Emerging research has identified potential for targeted therapies, especially in AVMs with identifiable mutations in the MAPK pathway (e.g., KRAS, BRAF, MAP2K1). Case reports have shown that drugs such as trametinib (a MEK inhibitor) can reduce AVM size and symptoms in select patients 19 12 13 14. These therapies are still investigational but represent a promising frontier for personalized medicine.

Conclusion

Arteriovenous malformations are intricate vascular anomalies that require a nuanced, evidence-based approach. Their symptoms, types, causes, and treatments are diverse and evolving with ongoing research.

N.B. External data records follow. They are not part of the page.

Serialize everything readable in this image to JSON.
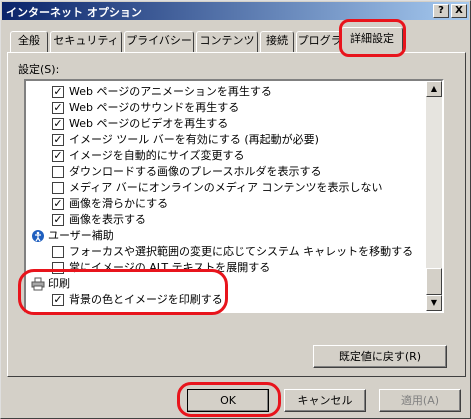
{
  "window": {
    "title": "インターネット オプション",
    "help_label": "?",
    "close_label": "X"
  },
  "tabs": [
    {
      "label": "全般"
    },
    {
      "label": "セキュリティ"
    },
    {
      "label": "プライバシー"
    },
    {
      "label": "コンテンツ"
    },
    {
      "label": "接続"
    },
    {
      "label": "プログラム"
    },
    {
      "label": "詳細設定",
      "active": true
    }
  ],
  "settings": {
    "group_label": "設定(S):",
    "items": [
      {
        "type": "checkbox",
        "checked": true,
        "label": "Web ページのアニメーションを再生する"
      },
      {
        "type": "checkbox",
        "checked": true,
        "label": "Web ページのサウンドを再生する"
      },
      {
        "type": "checkbox",
        "checked": true,
        "label": "Web ページのビデオを再生する"
      },
      {
        "type": "checkbox",
        "checked": true,
        "label": "イメージ ツール バーを有効にする (再起動が必要)"
      },
      {
        "type": "checkbox",
        "checked": true,
        "label": "イメージを自動的にサイズ変更する"
      },
      {
        "type": "checkbox",
        "checked": false,
        "label": "ダウンロードする画像のプレースホルダを表示する"
      },
      {
        "type": "checkbox",
        "checked": false,
        "label": "メディア バーにオンラインのメディア コンテンツを表示しない"
      },
      {
        "type": "checkbox",
        "checked": true,
        "label": "画像を滑らかにする"
      },
      {
        "type": "checkbox",
        "checked": true,
        "label": "画像を表示する"
      },
      {
        "type": "category",
        "icon": "accessibility-icon",
        "label": "ユーザー補助"
      },
      {
        "type": "checkbox",
        "checked": false,
        "label": "フォーカスや選択範囲の変更に応じてシステム キャレットを移動する"
      },
      {
        "type": "checkbox",
        "checked": false,
        "label": "常にイメージの ALT テキストを展開する"
      },
      {
        "type": "category",
        "icon": "printer-icon",
        "label": "印刷"
      },
      {
        "type": "checkbox",
        "checked": true,
        "label": "背景の色とイメージを印刷する"
      }
    ]
  },
  "buttons": {
    "reset": "既定値に戻す(R)",
    "ok": "OK",
    "cancel": "キャンセル",
    "apply": "適用(A)"
  },
  "colors": {
    "highlight": "#e8141c",
    "titlebar_start": "#0a246a",
    "titlebar_end": "#a6caf0"
  }
}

Here’s a summary of the key points:

  • Symptoms: AVMs may cause hemorrhage, seizures, headaches, neurological deficits, or be asymptomatic; presentation depends on location and size.
  • Types: AVMs are classified by location (cerebral, dural, peripheral, visceral) and association with genetic syndromes.
  • Causes: They arise from congenital defects, somatic or germline mutations (notably in KRAS, BRAF, MAP2K1, RASA1, EPHB4), and rarely trauma.
  • Treatment: Management includes observation, embolization, surgery, radiosurgery, and, increasingly, genetic/targeted therapies—often in combination, tailored to individual risk and lesion characteristics.

In summary:

  • Early recognition and diagnosis are crucial for optimal outcomes.
  • Treatment is best delivered by multidisciplinary teams with expertise in vascular anomalies.
  • Ongoing research into genetic causes and targeted therapies is opening new horizons for AVM management.

Understanding AVMs empowers patients and clinicians to make informed decisions and paves the way for improved, individualized care.